Anche il profeta Geremia usa una metafora del calice per sottolineare le conseguenze del peccato: "Prendi dalla mia mano questa coppa del vino della mia ira e falla bere a tutte le nazioni alle quali ti manderò. Esse berranno, barcolleranno e impazziranno a motivo della spada che manderò in mezzo a loro" (Geremia 25:15-16). Intere nazioni saranno costrette a bere il calice dell'ira di Dio.
Il calice dell'ira di Dio viene versato contro il peccato perché Egli è santo e giusto. Le sette ultime piaghe della tribolazione della fine dei tempi sono raffigurate come "coppe" il cui contenuto viene versato sulla terra (Apocalisse 16:1).

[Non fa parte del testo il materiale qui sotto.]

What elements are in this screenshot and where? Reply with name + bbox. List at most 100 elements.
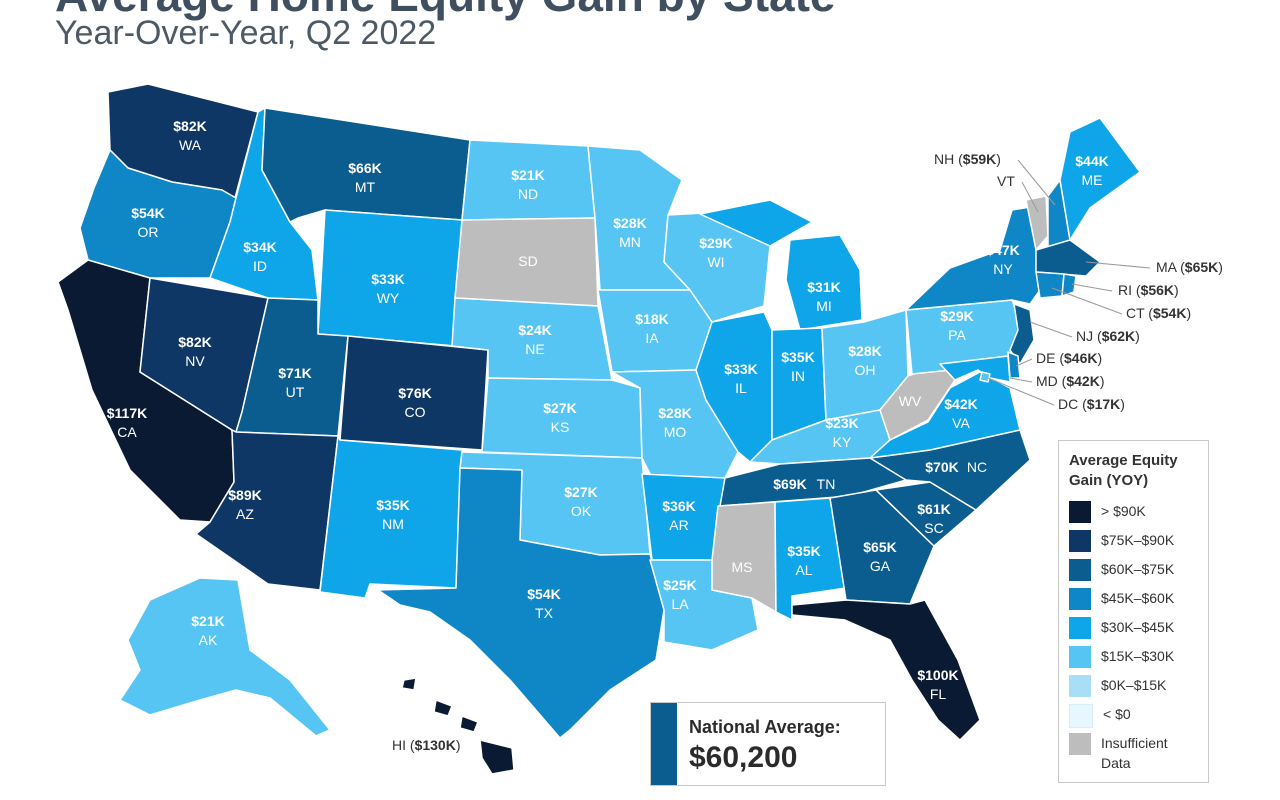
callout-value-HI: $130K <box>415 737 456 753</box>
state-code-CA: CA <box>117 424 137 440</box>
state-code-OK: OK <box>571 503 592 519</box>
state-code-MT: MT <box>355 179 376 195</box>
state-code-IN: IN <box>791 368 805 384</box>
state-callouts: NH ($59K) VT MA ($65K) RI ($56K) CT ($54… <box>392 151 1223 753</box>
callout-value-MA: $65K <box>1185 259 1218 275</box>
national-average-accent-bar <box>651 703 677 785</box>
callout-code-MA: MA <box>1156 259 1178 275</box>
callout-DE: DE ($46K) <box>1036 350 1102 366</box>
legend-items: > $90K $75K–$90K $60K–$75K $45K–$60K $30… <box>1069 501 1198 771</box>
state-value-LA: $25K <box>663 577 696 593</box>
callout-code-CT: CT <box>1126 305 1145 321</box>
state-code-TN: TN <box>817 476 836 492</box>
callout-NH: NH ($59K) <box>934 151 1001 167</box>
legend-label: $0K–$15K <box>1101 677 1167 693</box>
state-value-MN: $28K <box>613 215 646 231</box>
state-value-KY: $23K <box>825 415 858 431</box>
state-code-AR: AR <box>669 517 688 533</box>
state-DC <box>979 371 991 383</box>
state-code-SD: SD <box>518 253 537 269</box>
callout-value-NJ: $62K <box>1102 328 1135 344</box>
legend-swatch <box>1069 704 1093 728</box>
map-legend: Average Equity Gain (YOY) > $90K $75K–$9… <box>1058 440 1209 783</box>
callout-HI: HI ($130K) <box>392 737 461 753</box>
state-value-CA: $117K <box>107 405 147 421</box>
state-value-ME: $44K <box>1075 153 1108 169</box>
page-subtitle: Year-Over-Year, Q2 2022 <box>55 14 437 52</box>
state-value-IA: $18K <box>635 311 668 327</box>
callout-RI: RI ($56K) <box>1118 282 1179 298</box>
state-value-MI: $31K <box>807 279 840 295</box>
legend-label: $75K–$90K <box>1101 532 1175 548</box>
callout-MD: MD ($42K) <box>1036 373 1104 389</box>
state-code-AL: AL <box>795 562 812 578</box>
callout-code-NJ: NJ <box>1076 328 1093 344</box>
state-MA <box>1035 239 1101 277</box>
legend-label: $60K–$75K <box>1101 561 1175 577</box>
legend-item: $45K–$60K <box>1069 588 1198 617</box>
state-CT <box>1035 271 1065 299</box>
legend-item: Insufficient Data <box>1069 733 1198 771</box>
state-code-UT: UT <box>286 384 305 400</box>
state-code-OH: OH <box>855 362 876 378</box>
state-code-WY: WY <box>377 290 400 306</box>
legend-item: $15K–$30K <box>1069 646 1198 675</box>
state-value-FL: $100K <box>917 667 958 683</box>
state-code-MS: MS <box>732 559 753 575</box>
callout-NJ: NJ ($62K) <box>1076 328 1140 344</box>
state-FL <box>791 599 981 741</box>
state-value-ND: $21K <box>511 167 544 183</box>
state-code-MI: MI <box>816 298 832 314</box>
callout-value-NH: $59K <box>963 151 996 167</box>
state-code-KS: KS <box>551 419 570 435</box>
state-value-NM: $35K <box>376 497 409 513</box>
callout-value-CT: $54K <box>1153 305 1186 321</box>
state-code-KY: KY <box>833 434 852 450</box>
national-average-label: National Average: <box>689 717 841 737</box>
state-code-FL: FL <box>930 686 947 702</box>
state-code-IL: IL <box>735 380 747 396</box>
legend-swatch <box>1069 588 1091 610</box>
legend-item: > $90K <box>1069 501 1198 530</box>
legend-item: $75K–$90K <box>1069 530 1198 559</box>
state-value-MO: $28K <box>658 405 691 421</box>
state-code-IA: IA <box>645 330 659 346</box>
callout-value-DC: $17K <box>1087 396 1120 412</box>
state-value-OH: $28K <box>848 343 881 359</box>
state-value-SC: $61K <box>917 501 950 517</box>
state-code-AK: AK <box>199 632 218 648</box>
state-code-NM: NM <box>382 516 404 532</box>
state-code-VA: VA <box>952 415 970 431</box>
state-code-NE: NE <box>525 341 544 357</box>
state-AK <box>119 577 331 737</box>
state-code-ME: ME <box>1082 172 1103 188</box>
legend-label: Insufficient Data <box>1101 735 1168 771</box>
state-code-GA: GA <box>870 558 891 574</box>
page-title: Average Home Equity Gain by State <box>55 0 836 22</box>
state-value-IL: $33K <box>724 361 757 377</box>
state-UT <box>235 297 349 437</box>
state-code-CO: CO <box>405 404 426 420</box>
state-value-CO: $76K <box>398 385 431 401</box>
legend-swatch <box>1069 646 1091 668</box>
state-value-UT: $71K <box>278 365 311 381</box>
callout-value-MD: $42K <box>1066 373 1099 389</box>
callout-DC: DC ($17K) <box>1058 396 1125 412</box>
legend-swatch <box>1069 617 1091 639</box>
legend-label: > $90K <box>1101 503 1146 519</box>
state-code-ID: ID <box>253 258 267 274</box>
state-NY <box>905 205 1041 311</box>
callout-leaders <box>987 159 1151 406</box>
state-value-OK: $27K <box>564 484 597 500</box>
legend-swatch <box>1069 559 1091 581</box>
state-labels: $82K WA $54K OR $117K CA $82K NV $34K ID… <box>107 118 1109 702</box>
state-GA <box>829 489 935 605</box>
state-code-LA: LA <box>671 596 689 612</box>
state-code-ND: ND <box>518 186 538 202</box>
national-average-value: $60,200 <box>689 741 798 774</box>
state-value-TX: $54K <box>527 586 560 602</box>
state-MI <box>699 199 863 331</box>
state-value-TN: $69K <box>773 476 806 492</box>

La santità di Dio richiede l'intolleranza del peccato e la Sua giustizia esige la punizione del peccato. In Romani 1:18, l'apostolo Paolo scrive: "l'ira di Dio si rivela dal cielo sopra ogni empietà e ingiustizia degli uomini, che soffocano la verità nell'ingiustizia". Dio punisce coloro che meritano la punizione. I peccatori impenitenti berranno il calice della Sua ira.
Nel Giardino del Getsemani, Gesù prega: "Padre mio, se è possibile, allontana da me questo calice; tuttavia, non come io voglio, ma come vuoi tu" (Matteo 26:39). Il "calice" a cui Gesù si riferisce è l'amarezza dell'ira di Dio che Gesù avrebbe consumato per noi. Gesù era senza peccato (1 Pietro 2:22), quindi non gli fu dato il calice perché aveva peccato o disobbedito al Padre (Giovanni 8:29). No, Egli ha preso su di Sé la punizione per i nostri peccati perché ci amava: "Egli stesso portò i nostri peccati nel suo corpo sul legno della croce, affinché noi, morti al peccato, viviamo per la giustizia; e per le sue lividure siete stati guariti" (1 Pietro 2:24).
Gesù ha bevuto fino in fondo l'ira di Dio sulla croce. Ha svuotato il calice dell'ira di Dio. Gesù ha sofferto la punizione che noi meritavamo e così facendo ha allontanato da noi il calice dell'ira di Dio. Il calice dell'ira non minaccia i credenti in Cristo perché "non vi è alcuna condanna per coloro che sono in Cristo Gesù" (Romani 8:1). Cristo ha placato (o soddisfatto) l'ira di Dio contro il peccato.
Il calice dell'ira di Dio rimane per coloro che rifiutano Cristo. In Giovanni 3:36, Gesù dice: "Chi crede nel Figlio ha vita eterna, ma chi non ubbidisce al Figlio non vedrà la vita, ma l'ira di Dio dimora su di lui". Avere fede in Cristo è l'unico modo per evitare di bere il calice dell'ira di Dio.